Trump assolto, non bastano i 7 sì repubblicani
Ai democratici servivano almeno altri 10 voti per l’impeachment. Decisivo il supporto di McConnell, leader dei repubblicani al Senato, che dopo aver condannato pubblicamente l’ex-Presidente è tornato sui suoi passi
di Keystone-ATS/MJ
Trump assolto, non bastano i 7 sì repubblicani

Dopo le arringhe finali delle parti, il Senato ha votato: l’ex presidente Usa Donald Trump è stato assolto anche nel secondo processo di impeachment. L’ex inquilino della Casa Bianca era accusato di istigazione all’assalto del Congresso. A favore della condanna 57 voti, di cui sette repubblicani. I no sono stati 43. Per la condanna erano necessari 67 voti, ossia i due terzi dei 100 senatori.

La mossa di McConnell
Decisivo per l’assoluzione l’appoggio del leader dei repubblicani al Senato Mitch McConnell, che ha fatto trapelare una mail ai colleghi di partito in cui annunciava la sua intenzione di votare per l’assoluzione dell’ex presidente. La sua mossa ha così seppellito ogni residua speranza dei democratici di una condanna che richiedeva il sostegno di almeno 17 senatori del Grand Old Party per raggiungere il quorum dei due terzi.

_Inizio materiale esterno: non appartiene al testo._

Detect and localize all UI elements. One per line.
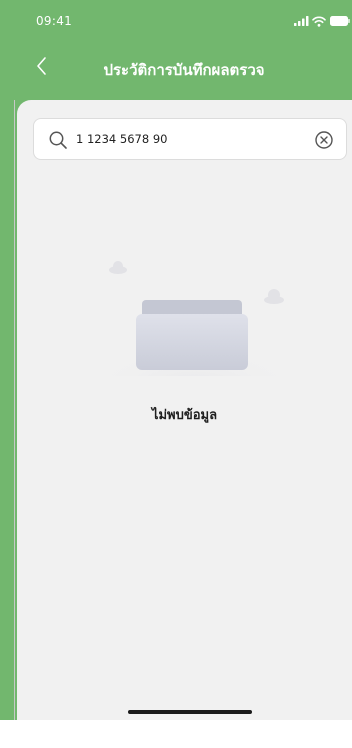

McConnell, che aveva condannato pubblicamente Trump per aver istigato l’assalto al Congresso, ha sposato la tesi difensiva dell’incostituzionalità dell’impeachment contro un presidente già decaduto, ritenendo che si tratta “principalmente di uno strumento per la sua rimozione” e che il Senato non ha quindi giurisdizione. Il leader Gop aveva tuttavia sottolineato che “la costituzione stabilisce chiaramente che i delitti di un presidente commessi nel corso del suo mandato possono essere perseguiti dopo che lascia la Casa Bianca”, lasciando quindi una porta aperta alle inchieste in corso in varie procure. Ma alla fine McConnell ha preferito fare buon viso a cattiva sorte e abbracciare nuovamente Trump, come la maggioranza del partito, per tentare di riconquistare il Congresso già nelle elezioni di Midterm del prossimo anno.

Un partito a misura di Trump?
La sentenza decide il destino, ora nuovamente incrociato, dell’ex presidente e del Grand Old Party: il primo, salvo sorprese sul fronte giudiziario, potrà ricandidarsi nel 2024 tenendo la presa sui repubblicani, il secondo è destinato a restare un partito populista e sovranista, col rischio però di fratture interne. La resa dei conti è stata aperta da una piccola fronda parlamentare e da pezzi da novanta come Nikki Haley, l’ex ambasciatrice Onu nominata da Trump e possibile candidata alla Casa Bianca nel 2024, che ha già scaricato l’ex presidente.

La quinta ed ultima udienza si era aperta con una mossa a sorpresa dell’accusa, che aveva chiesto e ottenuto la possibilità di convocare testimoni, col sostegno di cinque senatori repubblicani. Il primo doveva essere Jaime Herrera Beutler - uno dei dieci deputati repubblicani che ha votato per l’impeachment di Trump - dopo le sue imbarazzanti rivelazioni di venerdì. La parlamentare ha confermato in una nota che il leader del suo partito alla Camera Kevin McCarthy le ha riferito che in una telefonata durante l’assalto al Congresso l’ex presidente stava dalla parte dei rivoltosi e si rifiutò di fermarli. “Kevin, penso che quelle persone siano più arrabbiate di te per le elezioni”, avrebbe detto Trump, mostrando indifferenza per le violenze.

Braccio di ferro al Senato
La possibile citazione di testi ha seminato però il caos in aula ed evocato lo scenario di uno slittamento anche di giorni del processo, col rischio di oscurare l’agenda dell’attuale inquilino della Casa Bianca Joe Biden. La difesa aveva minacciato di chiamare almeno 100 testimoni, dalla speaker della Camera Nancy Pelosi alla sindaca dem della capitale Muriel Bowser, aprendo un vero e proprio vaso di Pandora. Dopo un’interruzione di un’ora e mezza che ha tenuto tutti con il fiato sospeso, le parti si sono accordate di sostituire la deposizione della deputata Gop con l’acquisizione delle sue dichiarazioni e di rinunciare ad altre testimonianze. Quindi accusa e difesa sono passate alle arringhe conclusive, prima delle dichiarazioni di voto.